How Do You Practice? A Look At Practice Styles













While having a conversation with a fellow musician the other day, the topic of practicing flute came up. I have recently increased the time I spend working on my flute playing and when I mentioned this, my colleague asked what I was working on. My reply was that I was working on some very fundamental things in the hopes of improving my playing from the bottom up. I was about to explain that in more detail, but before I could, this other musician excitedly gave me the rundown of what he was practicing on the flute. It was basically one tone exercise followed by playing a couple of songs, once through, with tracks he’d sequenced.

This sounded like a very aimless way of practicing to me. I probably wouldn’t have felt this way if the other musician had talked about any kind of purpose for approaching the material he’d chosen or why he’d chosen that material in the first place. My main concern would be that it lacks the repetition that is needed to address and correct errors and accumulate skill.

After thinking about this for a few days, I arrived at an important conclusion. There are only a few different motives behind practicing. I think most practice could fit in one of four categories: improvement, maintenance, recreation, and uninformed influence.


  1. Improvement – This type of practice could be considered an active form of problem solving. In examining your playing, you’ve identified skills that you want to gain or skills that are weak. You are practicing in order to gain and improve your level of skill.
  2. Maintenance – This type of practice shows a commitment to maintaining the level of skills accumulated over time. More simply put, this is ‘keeping up your chops.’
  3. Recreation – This type of practice is done without a particular goal in mind. You play something because you like it or it makes you feel good.
  4. Uninformed Influence – This type of practice happens when someone works on something because they saw or heard someone else work on, but can’t identify the purpose behind it.


These are relatively simple views and they exist on a gradient. One way of practicing a piece of material could change to a different way of practicing as skill is acquired and/or insights are gained. Also, the purpose of practicing a piece of material could change over time.

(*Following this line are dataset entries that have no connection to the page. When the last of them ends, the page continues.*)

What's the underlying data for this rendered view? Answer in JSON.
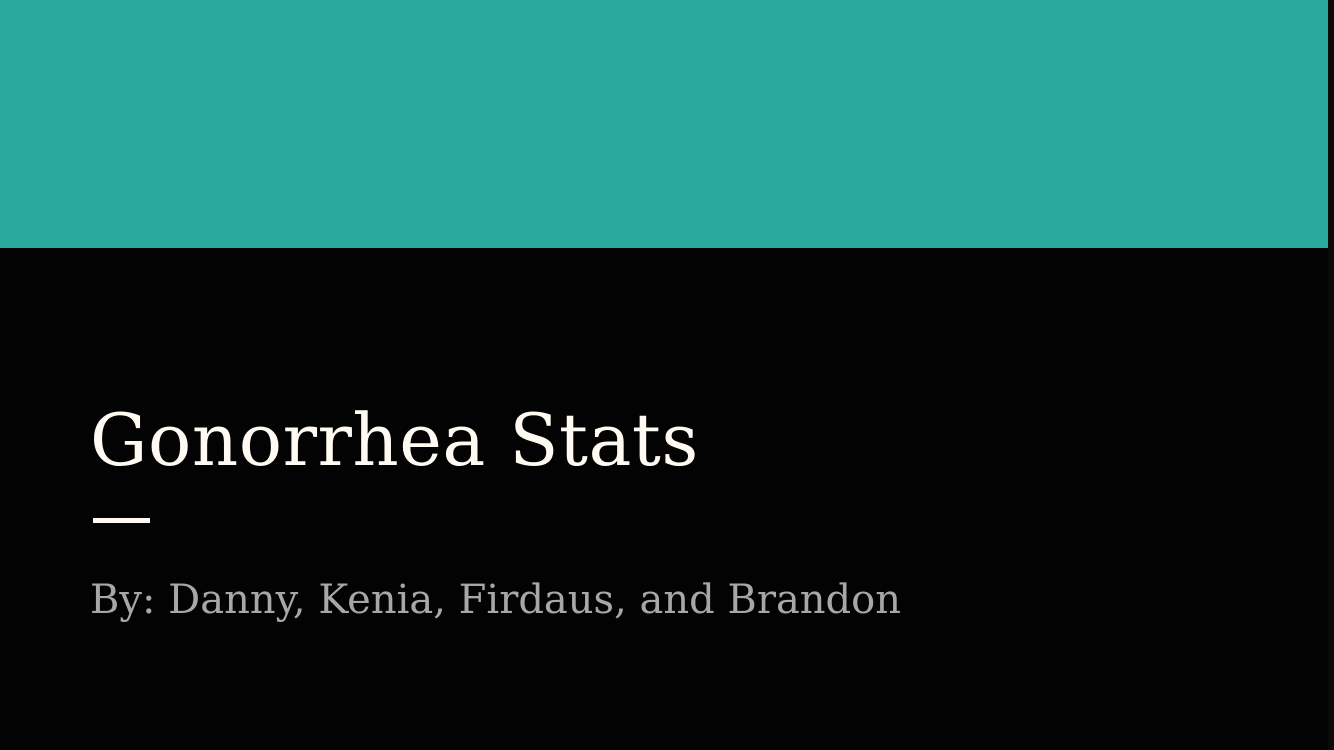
{
  "slide": {
    "title": "Gonorrhea Stats",
    "subtitle": "By: Danny, Kenia, Firdaus, and Brandon"
  },
  "colors": {
    "band": "#29a89d",
    "background": "#030303",
    "title": "#fffbf2",
    "subtitle": "#a9a6a9"
  }
}
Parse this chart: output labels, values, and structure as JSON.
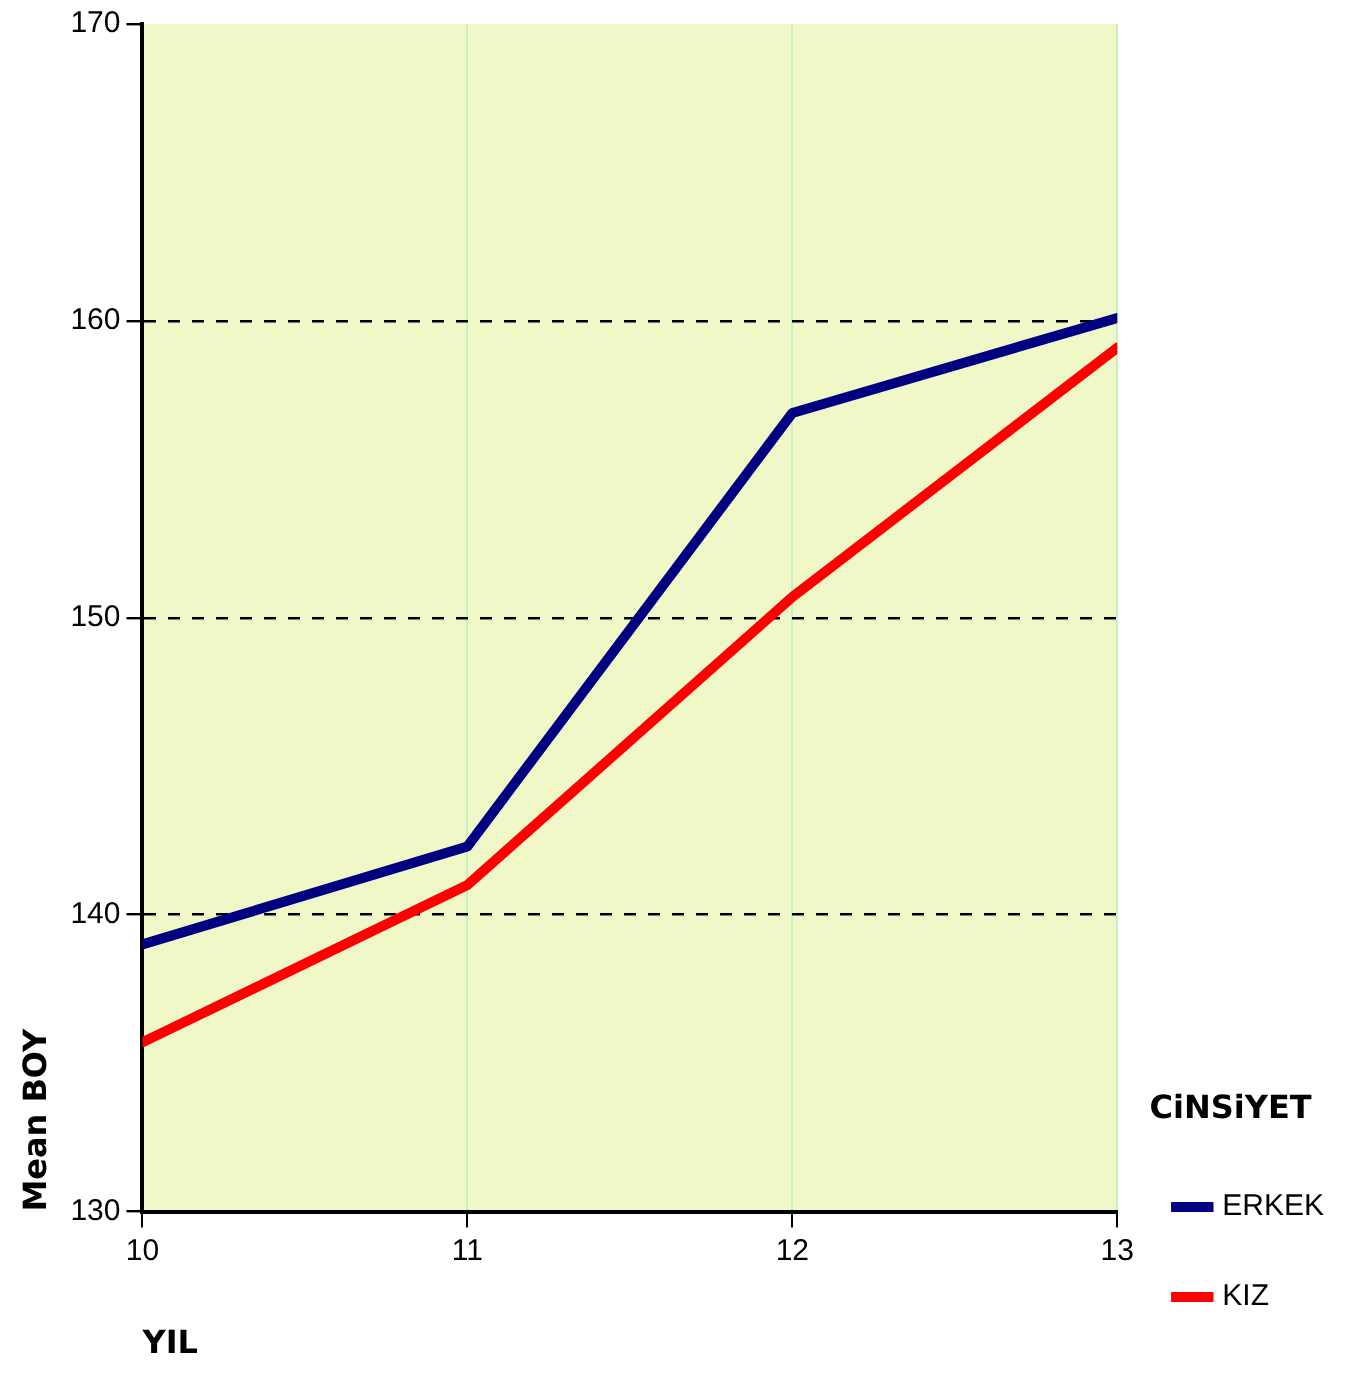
{
  "chart_data": {
    "type": "line",
    "xlabel": "YIL",
    "ylabel": "Mean BOY",
    "legend_title": "CiNSiYET",
    "x": [
      10,
      11,
      12,
      13
    ],
    "series": [
      {
        "name": "ERKEK",
        "color": "#000080",
        "values": [
          139.0,
          142.3,
          156.9,
          160.1
        ]
      },
      {
        "name": "KIZ",
        "color": "#ff0000",
        "values": [
          135.7,
          141.0,
          150.7,
          159.1
        ]
      }
    ],
    "xlim": [
      10,
      13
    ],
    "xticks": [
      10,
      11,
      12,
      13
    ],
    "ylim": [
      130,
      170
    ],
    "yticks": [
      130,
      140,
      150,
      160,
      170
    ],
    "grid": true,
    "legend": "right",
    "marker": "none",
    "line_style": "solid"
  }
}
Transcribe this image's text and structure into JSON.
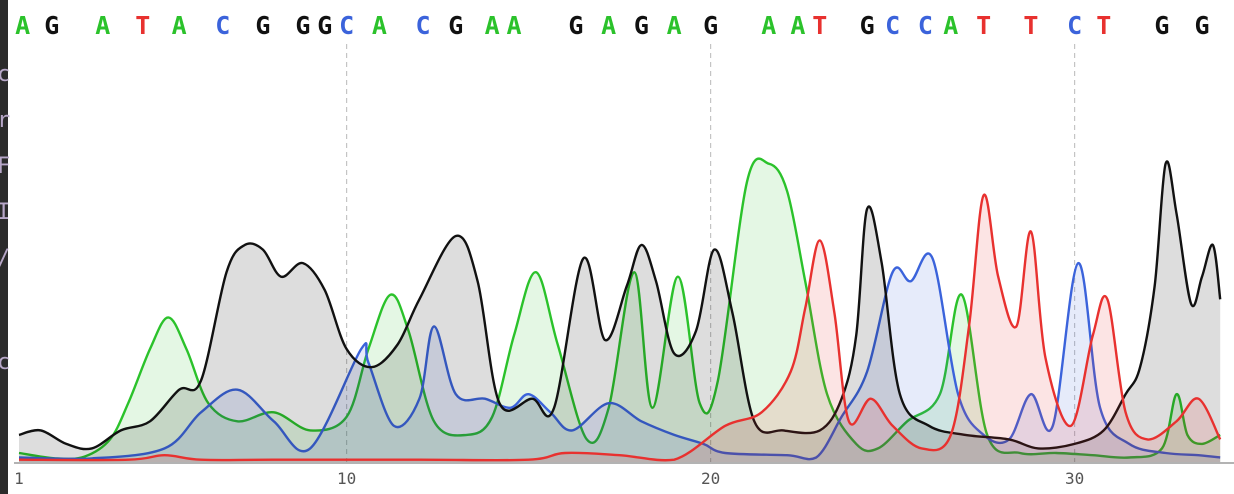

In addition to this, it is unlikely that a practice session (or day’s worth of sessions) would be composed of only one type of practice. There will almost always be a mix of at least two of the categories, if not three or four.

In observing these different methods of practicing, my aim is not to pass judgement on others. As I mentioned at the beginning, the other musician’s way of practicing is not how I practice, but that doesn’t make it bad. He may very well be satisfied and productive with his methods.

It is very easy to slip into a pattern of practice that lacks an awareness to purpose or direction. By taking a little time to examine how, why, and what you practice, it is possible to make some changes and have more productive practice with more satisfying results.